The PlaTar collection was founded by a pair of Ukrainian businessmen, Sergei Platonov, who died in 2005 (leaving his art to his heirs), and Sergei Taruta, whose fortune is estimated at $2 billion. PlaTar officials insist they just want to preserve Ukraine's heritage from avaricious foreigners, particularly Russian collectors. Platonov even seemed to believe that all collections of antiquities are compromised, once challenging a critic to "Show me a comparable collection created with 'white archaeology.'"
Long history; myriad relics
Masha Zavialova, the Minneapolis museum's Russian-born curator, acknowledged the issues. "Private collectors of archaeological artifacts are always questionable," she said, "but these have at least created a museum and made their collection public. Many people collect, especially in Ukraine, but few share their collections."
Strategically positioned north of the Black Sea between the Danube and Dnieper rivers, Ukraine has long been a meeting ground for warriors from the East and the West, and a source of agricultural bounty. About 700 B.C., Greek colonists settled along the Black Sea, where they exchanged gold and fabrics for grain, fish and hides brought by Scythian traders from inland. Then came Roman military outposts, followed by Byzantine Christian settlements. At its peak in the Middle Ages, the Slavic kingdom of the Kyivan Rus, as Ukraine was then known, extended north from the Black Sea to encompass most of what is now western Russia.
The show comprises artifacts from all these peoples, making it a whirlwind tour of Ukraine's prehistory. Missing, sadly, is any explanation of specifically where the show's objects originated. The gorgeous Greek jewelry, for instance, may have been dug up on Ukrainian turf, but for all the show tells us it could have come from a Tiffany's in downtown Athens. This is what happens when looters beat scholars to the goods. This doesn't matter quite so much when the focus of a show is artistry, but it counts a great deal in an exhibit with nationalistic ambitions like "Antiquities."
The most curious artifacts are those of the Trypillian people, who lived from about 7,400 to 4,700 years ago and left remarkable pottery in the ruins of their villages. Immense storage jars, model houses, toys and amphora painted with graceful abstractions and animal characters suggest the sophistication of an otherwise unrecorded culture. Their most mystifying artifacts are sets of tall, flaring clay tubes that are joined like binoculars, but have no obvious purpose.

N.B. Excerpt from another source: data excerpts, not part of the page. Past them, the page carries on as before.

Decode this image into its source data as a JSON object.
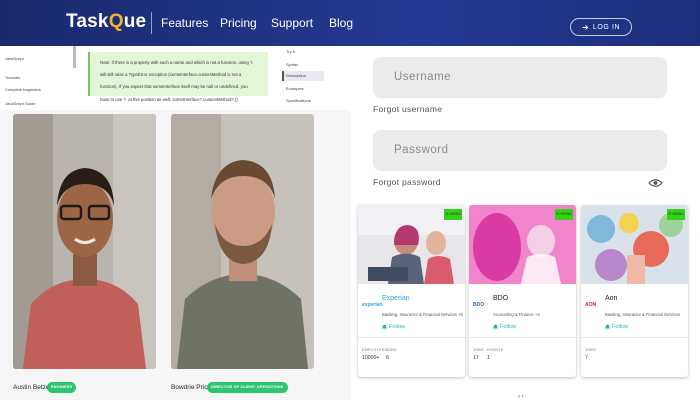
{
  "header": {
    "logo_prefix": "Task",
    "logo_q": "Q",
    "logo_suffix": "ue",
    "nav": [
      "Features",
      "Pricing",
      "Support",
      "Blog"
    ],
    "login_label": "LOG IN"
  },
  "docs": {
    "sidebar": [
      "JavaScript",
      "Tutorials",
      "Complete beginners",
      "JavaScript Guide"
    ],
    "note_lines": [
      "Note: If there is a property with such a name and which is not a function, using ?.",
      "will still raise a TypeError exception (someInterface.customMethod is not a",
      "function). If you expect that someInterface itself may be null or undefined, you",
      "have to use ?. at this position as well: someInterface?.customMethod?.()"
    ],
    "right_nav": [
      "Try it",
      "Syntax",
      "Description",
      "Examples",
      "Specifications"
    ],
    "right_active": "Description"
  },
  "people": [
    {
      "name": "Austin Betzer",
      "badge": "ENGINEER"
    },
    {
      "name": "Bowdrie Price",
      "badge": "DIRECTOR OF CLIENT OPERATIONS"
    }
  ],
  "form": {
    "username_placeholder": "Username",
    "forgot_username": "Forgot username",
    "password_placeholder": "Password",
    "forgot_password": "Forgot password"
  },
  "companies": [
    {
      "badge": "IS HIRING",
      "logo_text": "experian",
      "name": "Experian",
      "industry": "Banking, Insurance & Financial Services +5",
      "follow": "Follow",
      "stats": [
        {
          "label": "EMPLOYEES",
          "value": "10000+"
        },
        {
          "label": "JOBS",
          "value": "6"
        }
      ],
      "accent": "#2fa4d9"
    },
    {
      "badge": "IS HIRING",
      "logo_text": "BDO",
      "name": "BDO",
      "industry": "Accounting & Finance +3",
      "follow": "Follow",
      "stats": [
        {
          "label": "JOBS",
          "value": "17"
        },
        {
          "label": "EVENTS",
          "value": "1"
        }
      ],
      "accent": "#ec1c74"
    },
    {
      "badge": "IS HIRING",
      "logo_text": "AON",
      "name": "Aon",
      "industry": "Banking, Insurance & Financial Services",
      "follow": "Follow",
      "stats": [
        {
          "label": "JOBS",
          "value": "7"
        }
      ],
      "accent": "#e11b22"
    }
  ],
  "pager": "‹ ›",
  "colors": {
    "header": "#1e2f7d",
    "badge_green": "#2ec56f",
    "hiring_green": "#33d11a",
    "follow_teal": "#35b0b3"
  }
}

The museum's staff has taken pains to provide big-picture information and to display the objects perfectly. A timeline, painted on the floor like a stone pathway, smartly shows that the Trypillian pottery predates the pyramids and Stonehenge, for example. Maps and text panels detail Ukraine's history, complete with arrows that trace the likely routes of successive invasions by Cimmerians, Scythians and Mongols. Who but deep-dish historians still remember Herodotus, let alone know that he described the Scythians as "wiser than any nation on the face of the Earth." By the time Genghis Khan's grandson Batu Khan and his 35,000 mounted warriors sacked Kiev in 1240, you, too, want to weep in despair at the desecration.
Archaeological issues aside, the combination of exemplary scholarship and ancient bling make this unusual show well worth seeing.